А вот уже Львов с другим молодым человеком – он некрасив и неловок, зовут Иван Иванович Хемницер – завел ученый разговор про французских философов, про театр. Поминали имена и слова, которых никогда не слыхал Михаил: Мольер, Расин, опера «Армида». Вдруг, загоревшись, Львов схватил руку юного гостя:

– Послушай, Михаил, ведь ты на все мастак! Придумай: как изобразить на сцене гром и молнию?.. А еще – пожар! Мы будем устраивать свой театр!

– А что? – не растерялся Миша. – Мы делывали так: возьмешь железный лист и колотишь по нему, а из темноты – горящая пакля.

– Это не опасно?

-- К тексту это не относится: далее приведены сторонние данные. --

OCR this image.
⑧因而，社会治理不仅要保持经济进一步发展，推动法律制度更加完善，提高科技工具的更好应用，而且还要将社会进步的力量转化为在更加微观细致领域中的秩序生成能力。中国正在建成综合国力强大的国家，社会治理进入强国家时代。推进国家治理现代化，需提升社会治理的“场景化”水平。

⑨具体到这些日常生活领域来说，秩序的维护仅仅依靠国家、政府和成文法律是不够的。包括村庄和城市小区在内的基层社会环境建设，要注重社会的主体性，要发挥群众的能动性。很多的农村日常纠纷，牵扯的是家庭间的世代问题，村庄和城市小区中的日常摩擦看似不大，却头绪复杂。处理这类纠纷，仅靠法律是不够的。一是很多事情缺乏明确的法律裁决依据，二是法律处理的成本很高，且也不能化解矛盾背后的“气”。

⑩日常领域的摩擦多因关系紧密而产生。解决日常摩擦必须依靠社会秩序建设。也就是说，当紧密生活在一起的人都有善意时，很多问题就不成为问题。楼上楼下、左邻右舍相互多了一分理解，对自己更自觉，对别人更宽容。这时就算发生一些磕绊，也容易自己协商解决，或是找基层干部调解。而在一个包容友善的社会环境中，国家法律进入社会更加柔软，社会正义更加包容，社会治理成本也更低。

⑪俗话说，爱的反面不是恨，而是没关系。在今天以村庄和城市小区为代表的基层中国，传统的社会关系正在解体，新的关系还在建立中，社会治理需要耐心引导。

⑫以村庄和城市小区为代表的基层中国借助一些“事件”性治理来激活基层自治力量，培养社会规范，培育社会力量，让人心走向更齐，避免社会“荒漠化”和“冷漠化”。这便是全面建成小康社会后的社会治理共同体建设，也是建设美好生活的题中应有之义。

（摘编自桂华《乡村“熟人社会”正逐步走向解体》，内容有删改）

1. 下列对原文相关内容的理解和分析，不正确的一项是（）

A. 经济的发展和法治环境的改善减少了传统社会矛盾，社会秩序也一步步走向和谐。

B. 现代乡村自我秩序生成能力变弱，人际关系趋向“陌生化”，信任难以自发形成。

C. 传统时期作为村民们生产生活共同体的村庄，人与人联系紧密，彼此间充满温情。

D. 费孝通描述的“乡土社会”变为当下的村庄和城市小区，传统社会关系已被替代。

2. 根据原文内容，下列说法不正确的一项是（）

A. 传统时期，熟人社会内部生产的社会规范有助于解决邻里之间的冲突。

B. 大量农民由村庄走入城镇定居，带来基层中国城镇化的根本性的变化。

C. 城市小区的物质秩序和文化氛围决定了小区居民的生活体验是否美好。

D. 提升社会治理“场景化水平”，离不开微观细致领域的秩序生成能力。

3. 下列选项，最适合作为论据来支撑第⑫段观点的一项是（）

Наша героиня в огне пожара бросается в объятия любимого человека, а в это время гром и молния!..

Обсуждение будущего спектакля напоминало жужжанье вернувшегося к улью роя пчел…

Возвращался назад Михаил в том состоянии духа, какое бывает, когда в бане напаришься, а потом чаю с малиновым вареньем выпьешь. С неба шел таинственный свет, особое фантастическое сияние, а там, где море, пылали горы голубого и розового жемчуга – отблески заката. Впервые видел Миша белую ночь, торжественную, незакатную. И удивлялся самому великому художнику – Творцу Небесному.

В голове еще бродили строчки, читанные Львовым:

 
Вкушаю я приятность мира
И муз щастливейший покой.
Воспой, воспой, любезна лира…
 

Далее он не помнил, но к дому приближался счастливейшим из смертных. Встретила его Эмма, и от полноты чувств он расцеловал ее. Она прильнула к нему, и… наш Мигель, наделенный горячей португальской кровью, оказался в ее горячих объятиях.

Было недурно и, может быть, даже прекрасно, если бы ночью не слышались какие-то странные, пронзительные звуки. Похоже было на скрипку, но звуки – зловещие, мрачные, дикие. Они и на другой день наплывали, скрежетали в его памяти.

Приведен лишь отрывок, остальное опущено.